You all clicked on the link to know what this great key to immortality is. But before we get to this matter, there is an important notion that we need
This notion is called plastination.
Here is a definition of plastination : water and fat are replaced by certain plastics, yielding specimens that can be touched, do not smell or decay,
and even retain most properties of the original sample. 
Here are some exemple of plastination:
Now let's get to the Brain preservation subject. A man by the name of Kenneth Hayworth is pushing this plastination technique to the next level, on a
microscopic level. By preserving microscopic slices of every protein, neuron and sysnapse in your brain, Kenneth Hayworth hopes to store these slices
to reconstruct them later and bring back your consciousness at the same time.
This is how small they are going to make this plastination :
Here is how it is done (note that i do not possess the vocabulary to vulgarize this so i pasted it. All references will be at the end of the post ) :
" It involves preserving brain tissue with chemicals that prevent ice formation, followed by low-temperature storage in a "glass-like" state
(vitrification). Recent cryonics advances have allowed organ cryopreservation, thawing, and successful re-transplantation in small animals, bringing
this technology closer to its goal of reversible solid-state suspended animation. Each of these technologies, and other less sophisticated ones, such
as chemical fixation without plastic embedding, deserves to be carefully evaluated for its ability to preserve the critical structures of our brains,
an evaluation that has never before occurred for an entire human brain.
Fortunately, neuroscience is now identifying the synaptic structures that contain our unique memories and identity, and new electron microscopy (EM)
imaging techniques are allowing us to verify when these structures have been successfully preserved, from general synaptic connectivity all the way to
particular synaptic features, receptor distributions, and even the signal states (phosphorylation, methylation, etc.) of individual brain proteins."
Does this man have a solid background or is he making fantastical claims out of nowhere?
"he started his career by racking up a dozen or so patents at NASA's Jet Propulsion Laboratory. From there he headed for the University of Southern
California, where, as a grad student, he invented and patented a new kind of brain scanner. I could also mention that he's been working at Harvard
lately, researching the human brain's visual system." 
And here are the people working with him on this project at the brain preservation foundation:
(About 25 Authors,lecturers in that field of research all with Ph.D)
Here is what brain preservation could bring to humanity :
1. For Science. High-fidelity brain preservation is a necessary step to an eventual Human Connectome Project, understanding the circuit-level
organization of human and other animal brains. Progress in connectomics, or plastinating and scanning human and other animal brains, will allow us a
much deeper understanding of healthy and disordered mental behavior, and may also help create significantly more intelligent and useful computers.
2. For Memory Donation. Brain preservation would appear to provide interested persons worldwide a means of preserving their memories and experiences.
Those who wish to leave behind such memories, for loved ones, descendants, or as a donation to culture would be able to do so, potentially very
inexpensively, and potentially to the great benefit of society. Neuroscience strongly suggests brain memories could be read by future technology
without revival of the individual, if revival were not desired, much as we read computer hard drives or archeological digs today.
3. For Continued Life. Brain preservation might provide a reliable means of avoiding death entirely and reaching the distant future. For those who
accept the hypothesis that they are encoded in their brain's unique physical structure and process, all evidence to date suggests this would work.
Furthermore, if general artificial intelligence emerges in this century, as many scholars expect, reanimation might occur not centuries, but mere
decades from now, while your friends and loved ones are still alive, and could personally benefit from your revival.

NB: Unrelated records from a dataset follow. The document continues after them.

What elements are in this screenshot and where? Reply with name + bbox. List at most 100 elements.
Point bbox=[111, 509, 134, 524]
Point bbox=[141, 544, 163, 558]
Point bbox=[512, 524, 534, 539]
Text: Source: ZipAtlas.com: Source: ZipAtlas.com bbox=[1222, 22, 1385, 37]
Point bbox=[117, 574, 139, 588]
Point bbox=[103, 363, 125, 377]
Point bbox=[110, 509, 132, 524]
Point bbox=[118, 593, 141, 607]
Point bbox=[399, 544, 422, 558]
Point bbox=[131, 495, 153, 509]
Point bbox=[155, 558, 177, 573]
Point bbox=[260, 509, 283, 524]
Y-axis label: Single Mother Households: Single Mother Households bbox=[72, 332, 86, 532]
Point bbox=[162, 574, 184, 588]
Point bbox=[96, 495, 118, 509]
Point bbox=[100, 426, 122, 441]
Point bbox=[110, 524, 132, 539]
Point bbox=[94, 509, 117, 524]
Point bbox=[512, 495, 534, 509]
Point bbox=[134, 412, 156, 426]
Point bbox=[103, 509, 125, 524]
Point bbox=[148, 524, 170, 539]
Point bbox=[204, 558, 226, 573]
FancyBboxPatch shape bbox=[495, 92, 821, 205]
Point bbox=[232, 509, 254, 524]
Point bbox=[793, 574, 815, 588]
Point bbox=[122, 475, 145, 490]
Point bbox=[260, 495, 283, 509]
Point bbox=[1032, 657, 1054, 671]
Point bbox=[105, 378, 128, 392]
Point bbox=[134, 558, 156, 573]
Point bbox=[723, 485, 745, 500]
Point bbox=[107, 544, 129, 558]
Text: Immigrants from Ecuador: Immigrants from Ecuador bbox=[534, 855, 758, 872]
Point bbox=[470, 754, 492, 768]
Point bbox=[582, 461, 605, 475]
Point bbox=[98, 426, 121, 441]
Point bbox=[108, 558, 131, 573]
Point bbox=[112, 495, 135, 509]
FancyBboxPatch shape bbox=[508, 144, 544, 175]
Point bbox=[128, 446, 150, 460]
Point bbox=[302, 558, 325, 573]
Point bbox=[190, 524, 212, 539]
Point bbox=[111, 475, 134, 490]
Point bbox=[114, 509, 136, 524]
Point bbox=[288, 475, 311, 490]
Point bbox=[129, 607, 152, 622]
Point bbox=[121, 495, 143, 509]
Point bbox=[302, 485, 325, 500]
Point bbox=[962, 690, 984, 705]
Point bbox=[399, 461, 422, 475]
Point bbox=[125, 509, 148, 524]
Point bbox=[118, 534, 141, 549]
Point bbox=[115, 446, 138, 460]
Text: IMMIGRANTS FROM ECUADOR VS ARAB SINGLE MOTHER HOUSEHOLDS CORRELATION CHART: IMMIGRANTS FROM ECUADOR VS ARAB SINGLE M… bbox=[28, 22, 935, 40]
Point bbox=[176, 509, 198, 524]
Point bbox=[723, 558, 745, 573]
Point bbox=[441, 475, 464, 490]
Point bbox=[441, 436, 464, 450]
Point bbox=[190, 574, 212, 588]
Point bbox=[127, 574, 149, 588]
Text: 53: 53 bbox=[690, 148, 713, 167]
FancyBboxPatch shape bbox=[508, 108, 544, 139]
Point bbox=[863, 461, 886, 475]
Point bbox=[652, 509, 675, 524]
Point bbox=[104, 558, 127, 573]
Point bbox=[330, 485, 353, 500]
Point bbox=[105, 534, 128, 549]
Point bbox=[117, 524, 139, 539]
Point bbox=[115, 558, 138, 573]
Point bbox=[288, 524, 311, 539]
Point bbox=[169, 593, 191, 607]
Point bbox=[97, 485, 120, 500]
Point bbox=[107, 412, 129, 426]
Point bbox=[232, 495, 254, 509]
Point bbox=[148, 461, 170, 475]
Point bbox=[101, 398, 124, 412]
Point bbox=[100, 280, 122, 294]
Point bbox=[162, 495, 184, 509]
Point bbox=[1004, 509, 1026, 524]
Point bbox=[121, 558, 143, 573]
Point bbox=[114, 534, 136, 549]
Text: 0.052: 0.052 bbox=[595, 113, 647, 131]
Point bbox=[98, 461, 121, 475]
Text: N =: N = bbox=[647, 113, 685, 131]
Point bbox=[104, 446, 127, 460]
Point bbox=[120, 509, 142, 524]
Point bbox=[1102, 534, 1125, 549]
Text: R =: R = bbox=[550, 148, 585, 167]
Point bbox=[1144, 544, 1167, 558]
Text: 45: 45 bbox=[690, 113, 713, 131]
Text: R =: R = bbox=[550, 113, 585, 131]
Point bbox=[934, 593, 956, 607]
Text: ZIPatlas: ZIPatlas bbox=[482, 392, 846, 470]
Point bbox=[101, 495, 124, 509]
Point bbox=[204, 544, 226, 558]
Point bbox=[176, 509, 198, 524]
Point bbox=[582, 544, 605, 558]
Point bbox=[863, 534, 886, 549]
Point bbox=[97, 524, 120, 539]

4. For the Future. Even for those unsure of the value of preservation, such a procedure could be desirable if it were inexpensive and reliable. Such
individuals might "leave it to the future" (future family, institutions, or society) to decide if memory or identity revival was desired, in their
individual case. With certain knowledge that one's life experiences and insights will otherwise disappear from the world, and comparatively few
resources necessary for plastination or cryonics, preservation for the possibility of future service to loved ones or society might be seen as a
particularly responsible and humble end-of-life decision.
this information can all be found here : www.brainpreservation.org...
For my part, i think that this discovery as the potential to completely change how we humans perceive and deal with death. Now is this technology only
going to be available to the elites of this world? probably. Can you Imagine a world where the 99% is being controlled by not only filthy rich but
immortal elites. Scary...
But it is always good to dream of the immortality of the mind!
Note that i fully understand that this science is in progress and has not yet achieved the recreation of the mind or brain by plastination.